Our library here in town featured an opportunity to have your photo taken and travel document application printed for free.  Somebody had removed the letter "p" and differently spaced their marquee sign.   It now read "ass port night, we take photos."  Yesterday I was in a men's room and saw that somebody had altered an obscenity written on the wall.   We are in Amish Country so it shouldn't have been too surprising.  They had carefully converted the word "F**K" to "BOOK."   How about that?

Let's not even discuss prepositions.   They are bad things to end sentences with.










We can skip apostrophe abuse too.



Wednesday, July 7, 2010

Pirate, caught me they did.

My Internet Service Provider sent me a letter yesterday.   It seems that they are in communication with FOX Searchlight Films.   I have been busted attempting to download the movie "Avatar." This action has apparently   caused an international reaction. 


I did follow a link like...    THIS.  






My feeble attempt at using a subterfuge of technology was futile.   I did get a bunch of files and some kind of information but it wasn't Avatar.  I wanted it to be Avatar but no, it would not play.  Like in the movie "The Fly" where Jeff Goldblum was all over the place, Avatar was too.   So I just forgot all about it.   

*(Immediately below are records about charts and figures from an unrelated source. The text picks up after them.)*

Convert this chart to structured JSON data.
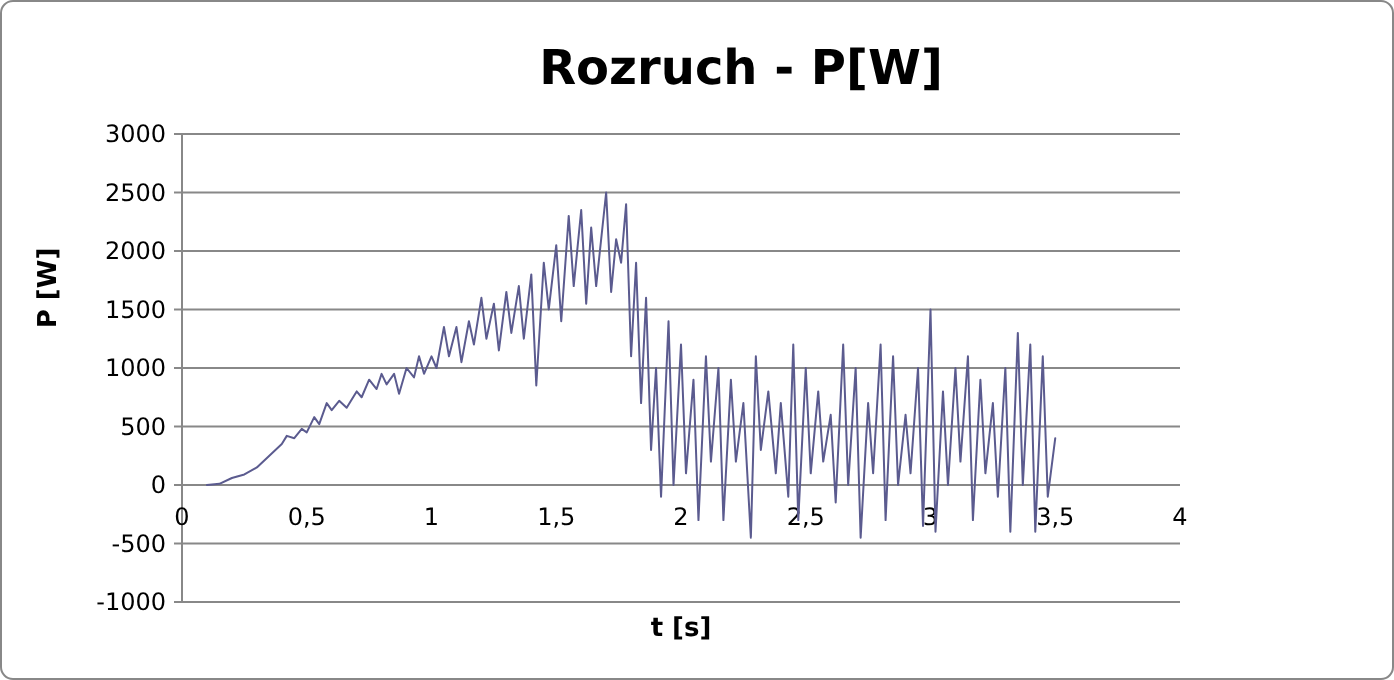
{
  "chart_data": {
    "type": "line",
    "title": "Rozruch - P[W]",
    "xlabel": "t [s]",
    "ylabel": "P [W]",
    "xlim": [
      0,
      4
    ],
    "xticks": [
      0,
      {
        "value": 0.5,
        "label": "0,5"
      },
      1,
      {
        "value": 1.5,
        "label": "1,5"
      },
      2,
      {
        "value": 2.5,
        "label": "2,5"
      },
      3,
      {
        "value": 3.5,
        "label": "3,5"
      },
      4
    ],
    "ylim": [
      -1000,
      3000
    ],
    "yticks": [
      -1000,
      -500,
      0,
      500,
      1000,
      1500,
      2000,
      2500,
      3000
    ],
    "grid": "y",
    "series": [
      {
        "color": "#5b5b8f",
        "x": [
          0.1,
          0.15,
          0.2,
          0.25,
          0.3,
          0.35,
          0.4,
          0.42,
          0.45,
          0.48,
          0.5,
          0.53,
          0.55,
          0.58,
          0.6,
          0.63,
          0.66,
          0.7,
          0.72,
          0.75,
          0.78,
          0.8,
          0.82,
          0.85,
          0.87,
          0.9,
          0.93,
          0.95,
          0.97,
          1.0,
          1.02,
          1.05,
          1.07,
          1.1,
          1.12,
          1.15,
          1.17,
          1.2,
          1.22,
          1.25,
          1.27,
          1.3,
          1.32,
          1.35,
          1.37,
          1.4,
          1.42,
          1.45,
          1.47,
          1.5,
          1.52,
          1.55,
          1.57,
          1.6,
          1.62,
          1.64,
          1.66,
          1.7,
          1.72,
          1.74,
          1.76,
          1.78,
          1.8,
          1.82,
          1.84,
          1.86,
          1.88,
          1.9,
          1.92,
          1.95,
          1.97,
          2.0,
          2.02,
          2.05,
          2.07,
          2.1,
          2.12,
          2.15,
          2.17,
          2.2,
          2.22,
          2.25,
          2.28,
          2.3,
          2.32,
          2.35,
          2.38,
          2.4,
          2.43,
          2.45,
          2.47,
          2.5,
          2.52,
          2.55,
          2.57,
          2.6,
          2.62,
          2.65,
          2.67,
          2.7,
          2.72,
          2.75,
          2.77,
          2.8,
          2.82,
          2.85,
          2.87,
          2.9,
          2.92,
          2.95,
          2.97,
          3.0,
          3.02,
          3.05,
          3.07,
          3.1,
          3.12,
          3.15,
          3.17,
          3.2,
          3.22,
          3.25,
          3.27,
          3.3,
          3.32,
          3.35,
          3.37,
          3.4,
          3.42,
          3.45,
          3.47,
          3.5
        ],
        "values": [
          0,
          10,
          60,
          90,
          150,
          250,
          350,
          420,
          400,
          480,
          450,
          580,
          520,
          700,
          640,
          720,
          660,
          800,
          750,
          900,
          820,
          950,
          860,
          950,
          780,
          1000,
          920,
          1100,
          950,
          1100,
          1000,
          1350,
          1100,
          1350,
          1050,
          1400,
          1200,
          1600,
          1250,
          1550,
          1150,
          1650,
          1300,
          1700,
          1250,
          1800,
          850,
          1900,
          1500,
          2050,
          1400,
          2300,
          1700,
          2350,
          1550,
          2200,
          1700,
          2500,
          1650,
          2100,
          1900,
          2400,
          1100,
          1900,
          700,
          1600,
          300,
          1000,
          -100,
          1400,
          0,
          1200,
          100,
          900,
          -300,
          1100,
          200,
          1000,
          -300,
          900,
          200,
          700,
          -450,
          1100,
          300,
          800,
          100,
          700,
          -100,
          1200,
          -300,
          1000,
          100,
          800,
          200,
          600,
          -150,
          1200,
          0,
          1000,
          -450,
          700,
          100,
          1200,
          -300,
          1100,
          0,
          600,
          100,
          1000,
          -350,
          1500,
          -400,
          800,
          0,
          1000,
          200,
          1100,
          -300,
          900,
          100,
          700,
          -100,
          1000,
          -400,
          1300,
          0,
          1200,
          -400,
          1100,
          -100,
          400
        ]
      }
    ]
  }
}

But that big giant iMac didn't forget about it.  It ratted me out.  That must be why the screen comes to life in the middle of the night.  Some Steve Jobs software fingered your friend and humble narrator.  It let them know I am a (attempted) Pirate. The built in camera is pointing directly toward the bathroom I use! It led them right to our little town.  File sharing!  And 3:45 am peeing!  They have a FBI task force for it now you know (not peeing).   Oh the shame, disgrace (file sharing).

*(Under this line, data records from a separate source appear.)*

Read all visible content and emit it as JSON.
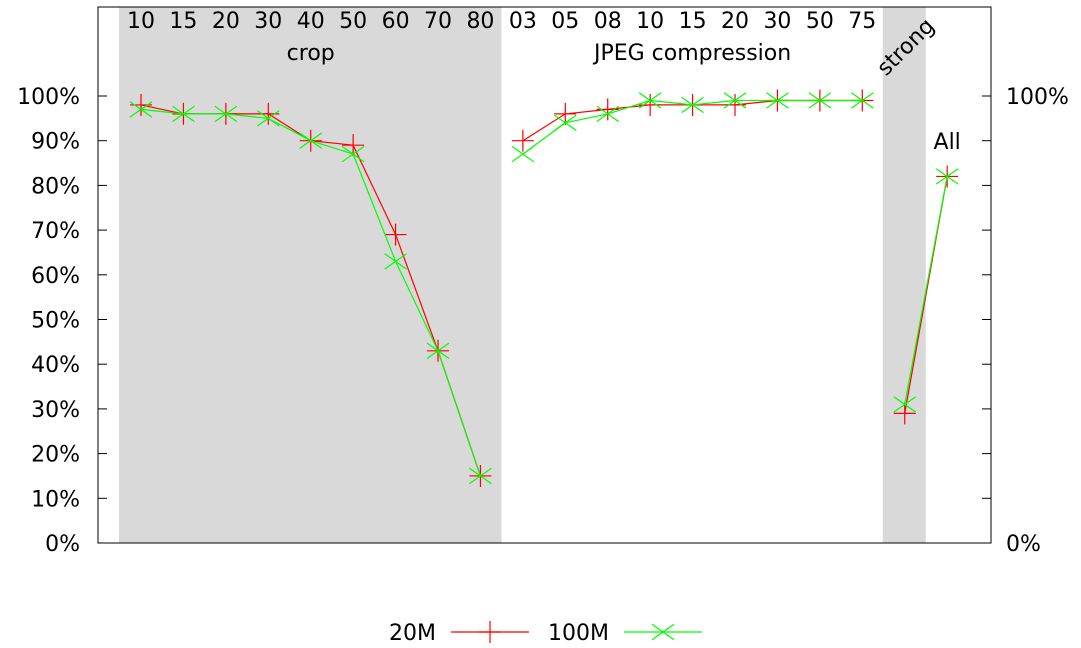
{
  "chart_data": {
    "type": "line",
    "ylim": [
      0,
      100
    ],
    "y_ticks": [
      "0%",
      "10%",
      "20%",
      "30%",
      "40%",
      "50%",
      "60%",
      "70%",
      "80%",
      "90%",
      "100%"
    ],
    "y2_ticks": [
      "0%",
      "100%"
    ],
    "categories": [
      "10",
      "15",
      "20",
      "30",
      "40",
      "50",
      "60",
      "70",
      "80",
      "03",
      "05",
      "08",
      "10",
      "15",
      "20",
      "30",
      "50",
      "75",
      "strong",
      "All"
    ],
    "top_labels": [
      "10",
      "15",
      "20",
      "30",
      "40",
      "50",
      "60",
      "70",
      "80",
      "03",
      "05",
      "08",
      "10",
      "15",
      "20",
      "30",
      "50",
      "75"
    ],
    "sections": [
      {
        "label": "crop",
        "shaded": true,
        "from_index": 0,
        "to_index": 8
      },
      {
        "label": "JPEG compression",
        "shaded": false,
        "from_index": 9,
        "to_index": 17
      },
      {
        "label": "strong",
        "shaded": true,
        "from_index": 18,
        "to_index": 18
      },
      {
        "label": "All",
        "shaded": false,
        "from_index": 19,
        "to_index": 19
      }
    ],
    "shade_color": "#d9d9d9",
    "series": [
      {
        "name": "20M",
        "color": "#ff0000",
        "marker": "plus",
        "segments": [
          [
            0,
            8
          ],
          [
            9,
            17
          ],
          [
            18,
            19
          ]
        ],
        "values": [
          98,
          96,
          96,
          96,
          90,
          89,
          69,
          43,
          15,
          90,
          96,
          97,
          98,
          98,
          98,
          99,
          99,
          99,
          29,
          82
        ]
      },
      {
        "name": "100M",
        "color": "#00ff00",
        "marker": "x",
        "segments": [
          [
            0,
            8
          ],
          [
            9,
            17
          ],
          [
            18,
            19
          ]
        ],
        "values": [
          97,
          96,
          96,
          95,
          90,
          87,
          63,
          43,
          15,
          87,
          94,
          96,
          99,
          98,
          99,
          99,
          99,
          99,
          31,
          82
        ]
      }
    ],
    "grid": false,
    "legend_position": "bottom-center"
  }
}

On the news the other day they showed a couple who were Russian Spies!   They had been here for like 20 years, living, breeding and spying on all of us.  Did they leave their spy ISP addy on a server someplace too?  Do they have to get up in the middle of the night to take a squirt?  FOX nailed them too I bet.   How about Bin Laden?   I bet he surfs the net and downloads lots of camel pictures or something.   He has bad kidneys right?   He must pee like a race camel all over the place.  They could probably just follow his DNA in the sewer and find him.  Where is a real life CSI counterpart?   Go get him (Bin Laden).  


Oh hell, can Terrorists read this? It's okay, as a Pirate,  Ready for them I am.  Closing the bathroom door I will be.